A disastrous collaboration with admirer Budd Schulberg on the screenplay for a film called Winter Carnival was Fitzgerald’s final downfall in Hollywood, Birchard said. Schulberg used the experience as the basis for his novel The Disenchanted, chronicling a young writer’s disillusionment as his literary idol, now a Hollywood hack, sinks into an alcoholic breakdown.
“As Schulberg wasn’t able to keep him on the wagon, and in fact got dragged into the drunken spree, that maybe suggested to other producers that Fitzgerald not only was unreliable but a bad influence on those he worked with,” Birchard said. “Even with the best of intentions, it was not a wise thing to hire him.”
Like many prose authors, Fitzgerald could not adapt to studio formulas and collaborative projects.

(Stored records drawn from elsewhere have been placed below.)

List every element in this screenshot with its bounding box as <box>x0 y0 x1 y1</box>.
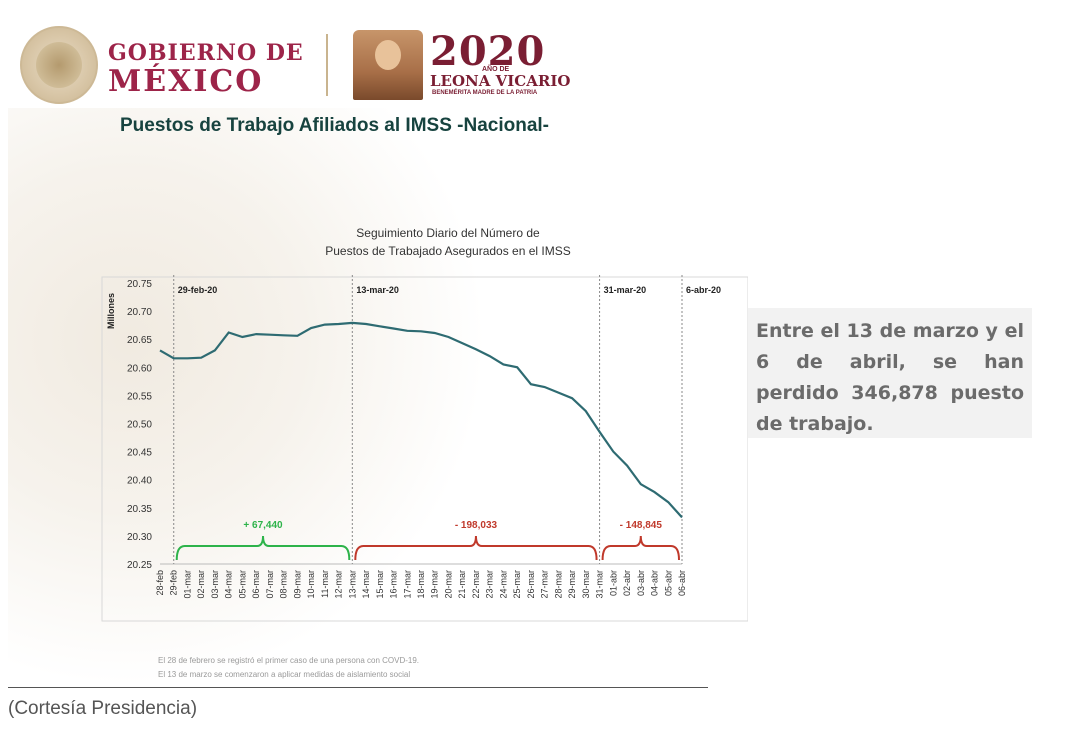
x-tick-label: 28-mar <box>553 570 563 599</box>
x-tick-label: 28-feb <box>155 570 165 596</box>
marker-label: 6-abr-20 <box>686 285 721 295</box>
x-tick-label: 15-mar <box>375 570 385 599</box>
annotation-label: - 198,033 <box>455 520 498 531</box>
presentation-slide: GOBIERNO DE MÉXICO 2020 AÑO DE LEONA VIC… <box>8 8 1076 688</box>
x-tick-label: 09-mar <box>292 570 302 599</box>
x-tick-label: 30-mar <box>581 570 591 599</box>
x-tick-label: 26-mar <box>526 570 536 599</box>
y-tick-label: 20.30 <box>127 532 152 543</box>
year-logo: 2020 <box>430 28 546 75</box>
footnotes: El 28 de febrero se registró el primer c… <box>158 654 419 682</box>
annotation-label: + 67,440 <box>243 520 283 531</box>
x-tick-label: 05-mar <box>237 570 247 599</box>
x-tick-label: 18-mar <box>416 570 426 599</box>
annotation-brace <box>354 535 598 561</box>
benemerita-text: BENEMÉRITA MADRE DE LA PATRIA <box>432 90 538 96</box>
y-tick-label: 20.55 <box>127 391 152 402</box>
x-tick-label: 25-mar <box>512 570 522 599</box>
x-tick-label: 29-feb <box>169 570 179 596</box>
x-tick-label: 02-abr <box>622 570 632 596</box>
marker-label: 13-mar-20 <box>356 285 399 295</box>
x-tick-label: 06-mar <box>251 570 261 599</box>
x-tick-label: 01-abr <box>608 570 618 596</box>
x-tick-label: 05-abr <box>663 570 673 596</box>
annotation-brace <box>175 535 351 561</box>
x-tick-label: 02-mar <box>196 570 206 599</box>
y-tick-label: 20.50 <box>127 420 152 431</box>
caption-rule <box>8 687 708 688</box>
x-tick-label: 04-mar <box>224 570 234 599</box>
x-tick-label: 24-mar <box>498 570 508 599</box>
x-tick-label: 21-mar <box>457 570 467 599</box>
leona-vicario-portrait <box>353 30 423 100</box>
y-tick-label: 20.45 <box>127 448 152 459</box>
x-tick-label: 10-mar <box>306 570 316 599</box>
footnote-1: El 28 de febrero se registró el primer c… <box>158 656 420 665</box>
x-tick-label: 22-mar <box>471 570 481 599</box>
slide-header: GOBIERNO DE MÉXICO 2020 AÑO DE LEONA VIC… <box>8 8 1076 108</box>
logo-divider <box>326 34 328 96</box>
y-tick-label: 20.25 <box>127 560 152 571</box>
x-tick-label: 01-mar <box>182 570 192 599</box>
eagle-watermark <box>8 108 488 688</box>
x-tick-label: 17-mar <box>402 570 412 599</box>
y-tick-label: 20.70 <box>127 307 152 318</box>
x-tick-label: 19-mar <box>430 570 440 599</box>
x-tick-label: 11-mar <box>320 570 330 598</box>
y-tick-label: 20.60 <box>127 363 152 374</box>
y-tick-label: 20.65 <box>127 335 152 346</box>
mexico-seal-icon <box>20 26 98 104</box>
chart-svg: Seguimiento Diario del Número de Puestos … <box>101 226 748 622</box>
series-line <box>159 321 683 519</box>
x-tick-label: 29-mar <box>567 570 577 599</box>
x-tick-label: 20-mar <box>443 570 453 599</box>
photo-caption: (Cortesía Presidencia) <box>8 698 198 719</box>
ano-de-text: AÑO DE <box>482 66 510 73</box>
chart-frame <box>101 276 748 622</box>
seal-eagle <box>36 42 82 88</box>
leona-vicario-logo: LEONA VICARIO <box>430 72 571 90</box>
x-tick-label: 16-mar <box>389 570 399 599</box>
x-tick-label: 07-mar <box>265 570 275 599</box>
x-tick-label: 31-mar <box>595 570 605 599</box>
slide-title: Puestos de Trabajo Afiliados al IMSS -Na… <box>120 115 550 136</box>
gobierno-logo-line2: MÉXICO <box>108 64 264 99</box>
y-axis-label: Millones <box>106 293 116 329</box>
x-tick-label: 04-abr <box>650 570 660 596</box>
gobierno-logo-line1: GOBIERNO DE <box>108 40 304 66</box>
annotation-label: - 148,845 <box>620 520 663 531</box>
marker-label: 29-feb-20 <box>178 285 218 295</box>
x-tick-label: 06-abr <box>677 570 687 596</box>
x-tick-label: 03-abr <box>636 570 646 596</box>
portrait-face <box>375 40 401 70</box>
x-tick-label: 23-mar <box>485 570 495 599</box>
info-text: Entre el 13 de marzo y el 6 de abril, se… <box>756 320 1024 435</box>
employment-chart: Seguimiento Diario del Número de Puestos … <box>96 213 748 683</box>
annotation-brace <box>601 535 680 561</box>
x-tick-label: 12-mar <box>334 570 344 599</box>
marker-label: 31-mar-20 <box>604 285 647 295</box>
x-tick-label: 14-mar <box>361 570 371 599</box>
x-tick-label: 08-mar <box>279 570 289 599</box>
footnote-2: El 13 de marzo se comenzaron a aplicar m… <box>158 670 411 679</box>
x-tick-label: 27-mar <box>540 570 550 599</box>
info-box: Entre el 13 de marzo y el 6 de abril, se… <box>748 308 1032 438</box>
x-tick-label: 03-mar <box>210 570 220 599</box>
y-tick-label: 20.40 <box>127 476 152 487</box>
chart-title-line: Seguimiento Diario del Número de <box>356 226 540 240</box>
y-tick-label: 20.35 <box>127 504 152 515</box>
chart-title-line: Puestos de Trabajado Asegurados en el IM… <box>325 244 571 258</box>
x-tick-label: 13-mar <box>347 570 357 599</box>
y-tick-label: 20.75 <box>127 279 152 290</box>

His dialogue often was stylised speech that read well on the page but might ring false on screen, while he wrote long descriptive passages that were useless in a screenplay.
“Part of the answer is, he truly was an artist. He was in it at that point of time for the money, but he had visions of truly being a literary writer rather than grinding out a script that had this many lines,” said Donelle Dadigan, president of the Hollywood Museum. “He couldn’t turn his art into a craft.”

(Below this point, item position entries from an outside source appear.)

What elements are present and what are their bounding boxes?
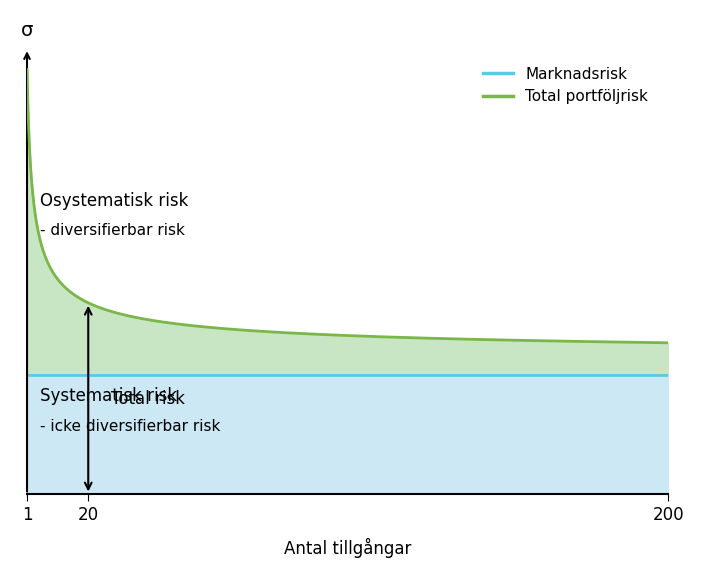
Legend: Marknadsrisk, Total portföljrisk: Marknadsrisk, Total portföljrisk	[477, 60, 654, 110]
Text: Osystematisk risk: Osystematisk risk	[40, 192, 188, 210]
Text: σ: σ	[21, 21, 33, 40]
X-axis label: Antal tillgångar: Antal tillgångar	[284, 538, 412, 558]
Text: Systematisk risk: Systematisk risk	[40, 387, 177, 405]
Text: - diversifierbar risk: - diversifierbar risk	[40, 223, 185, 238]
Text: - icke diversifierbar risk: - icke diversifierbar risk	[40, 419, 220, 434]
Text: Total risk: Total risk	[111, 390, 185, 408]
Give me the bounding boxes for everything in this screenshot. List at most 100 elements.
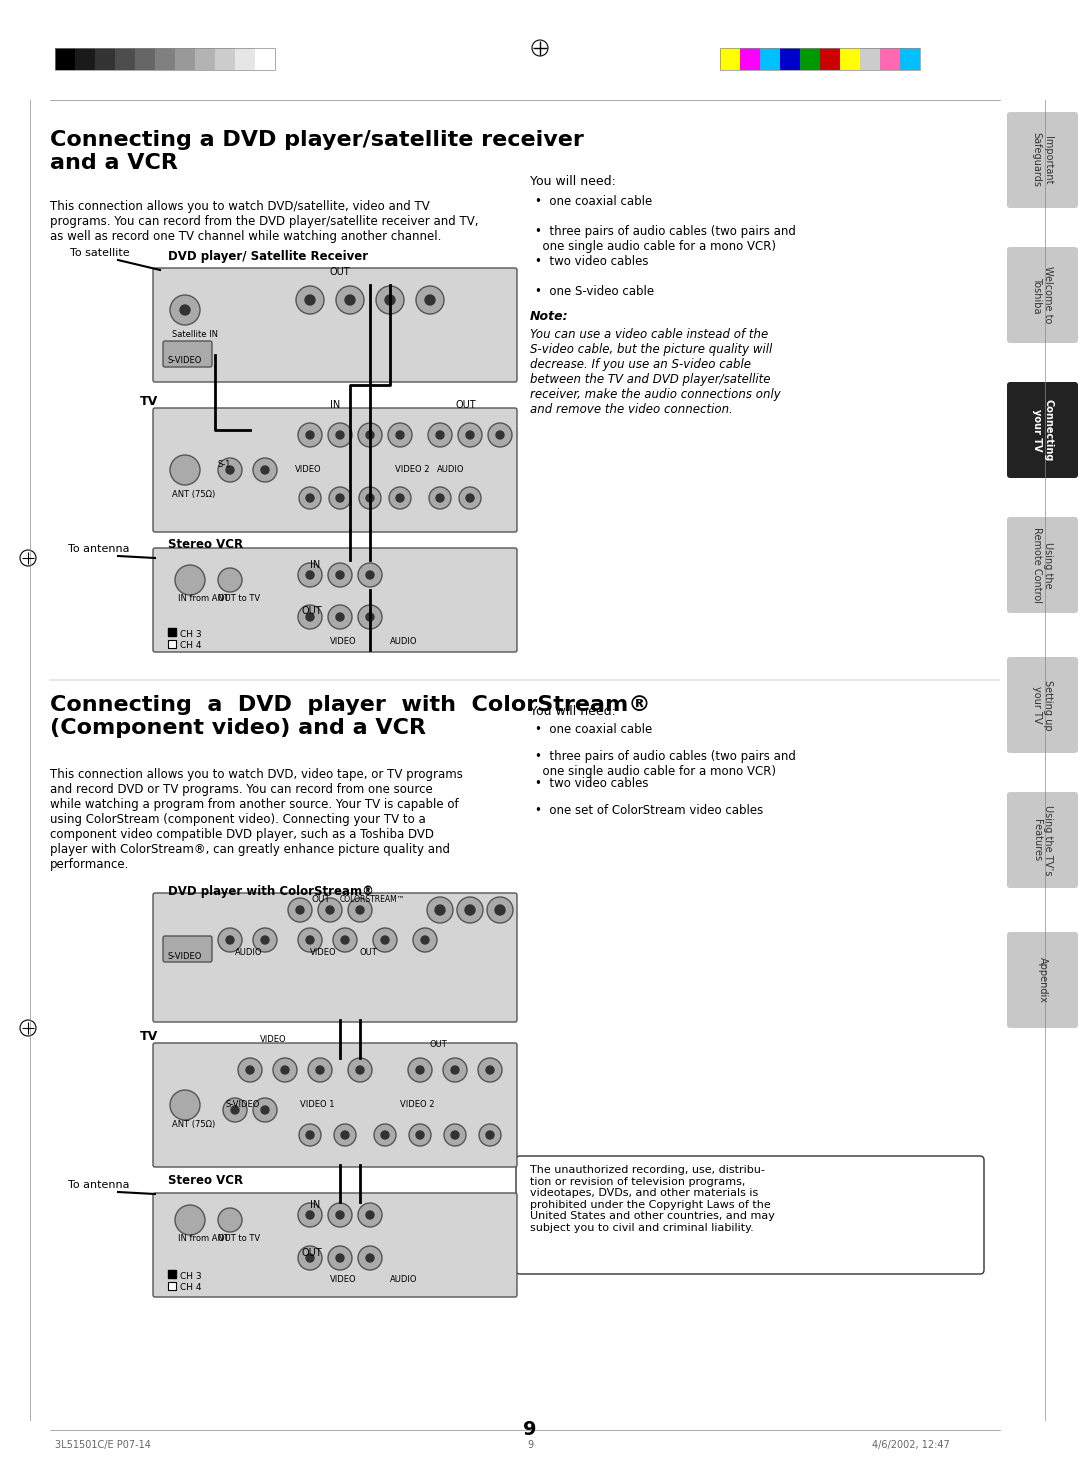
Text: Connecting
your TV: Connecting your TV (1031, 399, 1053, 461)
Circle shape (253, 458, 276, 482)
Text: Note:: Note: (530, 311, 569, 322)
Bar (168, 1270, 176, 1278)
FancyBboxPatch shape (1007, 247, 1078, 343)
Text: CH 3: CH 3 (180, 630, 202, 639)
Bar (900, 47, 920, 70)
Circle shape (389, 487, 411, 509)
Text: •  one coaxial cable: • one coaxial cable (535, 723, 652, 737)
Circle shape (478, 1057, 502, 1083)
Text: Using the TV’s
Features: Using the TV’s Features (1031, 805, 1053, 876)
Circle shape (488, 423, 512, 447)
FancyBboxPatch shape (1007, 112, 1078, 209)
Circle shape (253, 1097, 276, 1123)
Circle shape (428, 423, 453, 447)
Circle shape (451, 1131, 459, 1139)
Circle shape (170, 1090, 200, 1120)
Circle shape (296, 285, 324, 314)
Circle shape (261, 466, 269, 473)
Circle shape (328, 423, 352, 447)
Text: Using the
Remote Control: Using the Remote Control (1031, 527, 1053, 603)
Circle shape (436, 494, 444, 501)
Circle shape (222, 1097, 247, 1123)
Circle shape (388, 423, 411, 447)
Text: VIDEO: VIDEO (310, 948, 337, 957)
Circle shape (416, 1066, 424, 1074)
Circle shape (341, 1131, 349, 1139)
Bar (95, 47, 114, 70)
Text: IN from ANT: IN from ANT (178, 595, 229, 603)
Text: Welcome to
Toshiba: Welcome to Toshiba (1031, 266, 1053, 324)
Text: VIDEO: VIDEO (260, 1035, 286, 1044)
Text: OUT: OUT (430, 1040, 448, 1049)
Circle shape (231, 1106, 239, 1114)
Text: AUDIO: AUDIO (437, 464, 464, 473)
Circle shape (373, 927, 397, 952)
Circle shape (396, 494, 404, 501)
Text: 9: 9 (523, 1420, 537, 1439)
Text: IN: IN (310, 561, 321, 569)
Circle shape (180, 305, 190, 315)
Circle shape (341, 936, 349, 944)
Text: VIDEO: VIDEO (330, 637, 356, 646)
Circle shape (336, 494, 345, 501)
FancyBboxPatch shape (1007, 382, 1078, 478)
Text: OUT to TV: OUT to TV (218, 1233, 260, 1242)
Text: VIDEO 2: VIDEO 2 (400, 1100, 434, 1109)
Circle shape (357, 1202, 382, 1228)
Text: •  one coaxial cable: • one coaxial cable (535, 195, 652, 209)
Circle shape (384, 294, 395, 305)
Circle shape (376, 285, 404, 314)
Bar (135, 47, 156, 70)
Circle shape (465, 494, 474, 501)
FancyBboxPatch shape (1007, 932, 1078, 1028)
Circle shape (218, 568, 242, 592)
Circle shape (416, 285, 444, 314)
Circle shape (357, 563, 382, 587)
Circle shape (218, 458, 242, 482)
Text: You can use a video cable instead of the
S-video cable, but the picture quality : You can use a video cable instead of the… (530, 328, 781, 416)
Circle shape (281, 1066, 289, 1074)
Circle shape (306, 1131, 314, 1139)
Bar (760, 47, 780, 70)
Text: S-1: S-1 (218, 460, 231, 469)
Text: You will need:: You will need: (530, 705, 616, 717)
Circle shape (366, 1211, 374, 1219)
Circle shape (226, 936, 234, 944)
Text: OUT: OUT (455, 399, 475, 410)
Circle shape (429, 487, 451, 509)
Circle shape (465, 430, 474, 439)
Text: The unauthorized recording, use, distribu-
tion or revision of television progra: The unauthorized recording, use, distrib… (530, 1165, 774, 1233)
Text: AUDIO: AUDIO (390, 637, 418, 646)
Circle shape (308, 1057, 332, 1083)
Bar (168, 1282, 176, 1290)
Circle shape (328, 1202, 352, 1228)
Bar (168, 640, 176, 648)
Circle shape (357, 423, 382, 447)
Circle shape (357, 605, 382, 629)
Circle shape (253, 927, 276, 952)
FancyBboxPatch shape (153, 1194, 517, 1297)
Circle shape (359, 487, 381, 509)
Text: •  one S-video cable: • one S-video cable (535, 285, 654, 297)
Circle shape (299, 1124, 321, 1146)
Circle shape (261, 936, 269, 944)
Circle shape (273, 1057, 297, 1083)
Circle shape (348, 1057, 372, 1083)
Text: •  three pairs of audio cables (two pairs and
  one single audio cable for a mon: • three pairs of audio cables (two pairs… (535, 225, 796, 253)
Circle shape (495, 905, 505, 916)
Bar (880, 47, 900, 70)
Text: This connection allows you to watch DVD, video tape, or TV programs
and record D: This connection allows you to watch DVD,… (50, 768, 463, 871)
Circle shape (465, 905, 475, 916)
Circle shape (306, 936, 314, 944)
Bar (840, 47, 860, 70)
Circle shape (336, 1254, 345, 1262)
Circle shape (356, 907, 364, 914)
Circle shape (459, 487, 481, 509)
Circle shape (298, 423, 322, 447)
Text: 4/6/2002, 12:47: 4/6/2002, 12:47 (873, 1441, 950, 1449)
Text: VIDEO 2: VIDEO 2 (395, 464, 430, 473)
Text: To antenna: To antenna (68, 1180, 130, 1191)
Text: Satellite IN: Satellite IN (172, 330, 218, 339)
Text: DVD player with ColorStream®: DVD player with ColorStream® (168, 884, 374, 898)
Circle shape (170, 294, 200, 325)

Fitzgerald wrote about what he knew, so his hard partying and slacker ways were reflected in his fiction, including his Pat Hobby stories featuring a screenwriting alter-ego, a scheming scribbler always angling for paying gigs that required no work.

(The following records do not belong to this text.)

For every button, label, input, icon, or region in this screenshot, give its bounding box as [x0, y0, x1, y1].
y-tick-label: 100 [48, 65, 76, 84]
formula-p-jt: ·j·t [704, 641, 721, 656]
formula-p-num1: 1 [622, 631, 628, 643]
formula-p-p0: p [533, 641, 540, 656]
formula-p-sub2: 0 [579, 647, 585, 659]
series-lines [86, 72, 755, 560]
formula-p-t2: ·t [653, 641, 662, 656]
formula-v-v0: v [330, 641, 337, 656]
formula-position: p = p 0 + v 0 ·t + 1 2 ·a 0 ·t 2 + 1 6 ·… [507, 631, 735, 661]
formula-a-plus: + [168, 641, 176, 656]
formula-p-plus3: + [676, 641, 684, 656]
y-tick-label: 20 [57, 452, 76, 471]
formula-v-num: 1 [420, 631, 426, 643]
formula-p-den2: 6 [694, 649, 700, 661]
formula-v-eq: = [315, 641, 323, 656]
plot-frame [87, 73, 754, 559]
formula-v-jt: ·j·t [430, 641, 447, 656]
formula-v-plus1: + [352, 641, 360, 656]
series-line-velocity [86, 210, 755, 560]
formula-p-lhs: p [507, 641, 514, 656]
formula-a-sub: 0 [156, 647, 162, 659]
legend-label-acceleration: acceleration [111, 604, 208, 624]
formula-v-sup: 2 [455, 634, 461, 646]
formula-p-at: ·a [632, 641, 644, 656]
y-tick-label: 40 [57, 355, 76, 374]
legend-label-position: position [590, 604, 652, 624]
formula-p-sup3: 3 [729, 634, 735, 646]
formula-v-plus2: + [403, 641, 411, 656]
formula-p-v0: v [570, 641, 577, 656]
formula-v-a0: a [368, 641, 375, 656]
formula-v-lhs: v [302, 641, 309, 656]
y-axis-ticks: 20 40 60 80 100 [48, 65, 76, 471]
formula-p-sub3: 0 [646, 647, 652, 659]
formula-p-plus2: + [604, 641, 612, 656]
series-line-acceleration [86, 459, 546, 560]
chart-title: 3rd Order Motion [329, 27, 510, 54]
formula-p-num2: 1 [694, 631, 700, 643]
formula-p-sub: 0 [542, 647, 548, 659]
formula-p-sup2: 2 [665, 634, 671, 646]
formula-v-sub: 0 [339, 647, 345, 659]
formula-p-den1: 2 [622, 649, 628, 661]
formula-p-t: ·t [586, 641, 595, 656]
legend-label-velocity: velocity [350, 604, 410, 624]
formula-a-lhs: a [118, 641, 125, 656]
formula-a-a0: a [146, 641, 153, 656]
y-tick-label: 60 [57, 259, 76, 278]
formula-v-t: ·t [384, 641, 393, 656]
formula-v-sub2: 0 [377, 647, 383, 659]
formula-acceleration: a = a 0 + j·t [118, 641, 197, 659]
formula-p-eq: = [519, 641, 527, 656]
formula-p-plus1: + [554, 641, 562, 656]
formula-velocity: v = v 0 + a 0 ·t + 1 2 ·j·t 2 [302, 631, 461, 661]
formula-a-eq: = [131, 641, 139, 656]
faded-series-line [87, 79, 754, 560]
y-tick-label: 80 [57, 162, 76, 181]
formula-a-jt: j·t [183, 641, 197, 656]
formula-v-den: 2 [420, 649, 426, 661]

That contributed to his reputation as an undependable scribe. He even chronicled his decline from literary wonder boy to despondent failure in a series of essays published as The Crack-Up.
“He was his own worst publicist,” said F.X. Feeney, a film critic and screenwriter (Roger Corman’s Frankenstein Unbound) who is trying to interest the makers of Boardwalk Empire in a set of episodes featuring Fitzgerald as a character during a trip to Atlantic City to open a play in the 1920s. “Catholic boys have the confessional urge of confessing their sins, so any time he screwed up, he put it in a story.”
The truth was that toward the end, Fitzgerald was struggling to give up the booze, much as depicted in the 2002 TV movie Last Call, starring Jeremy Irons as the author as he works on The Last Tycoon.
“He generally was fighting for sobriety,” Feeney said. “He had a few lapses, but he was three-fourths sober the way the earth is three-fourths water.”
Adapted into a film itself, starring Robert De Niro, The Love of the Last Tycoon was inspired by studio wunderkind Irving Thalberg and could have restored Fitzgerald’s reputation had he lived to finish it.
Instead, it took a gradual rediscovery by readers and Hollywood alike to pull Fitzgerald out of oblivion. Since the author’s death, Alan Ladd and Robert Redford preceded DiCaprio in the title role of versions of The Great Gatsby, while Brad Pitt starred in 2008’s Fitzgerald adaptation The Curious Case of Benjamin Button, based on one of his short stories.
“In some ways, it’s the kind of ending, a reclamation that he probably would have appreciated,” said Kirk Curnutt, an English professor at Troy University in Montgomery, Ala., and author of A Historical Guide to F. Scott Fitzgerald and The Cambridge Introduction to F. Scott Fitzgerald.
“He certainly would have rather died famous and at the top of his craft, but there was something very self-defeating about Fitzgerald. He tended to perpetuate his failures in some ways. So story-wise, his revitalisation of the past 60 years, it’s a fitting sort of Gatsby-esque ending.”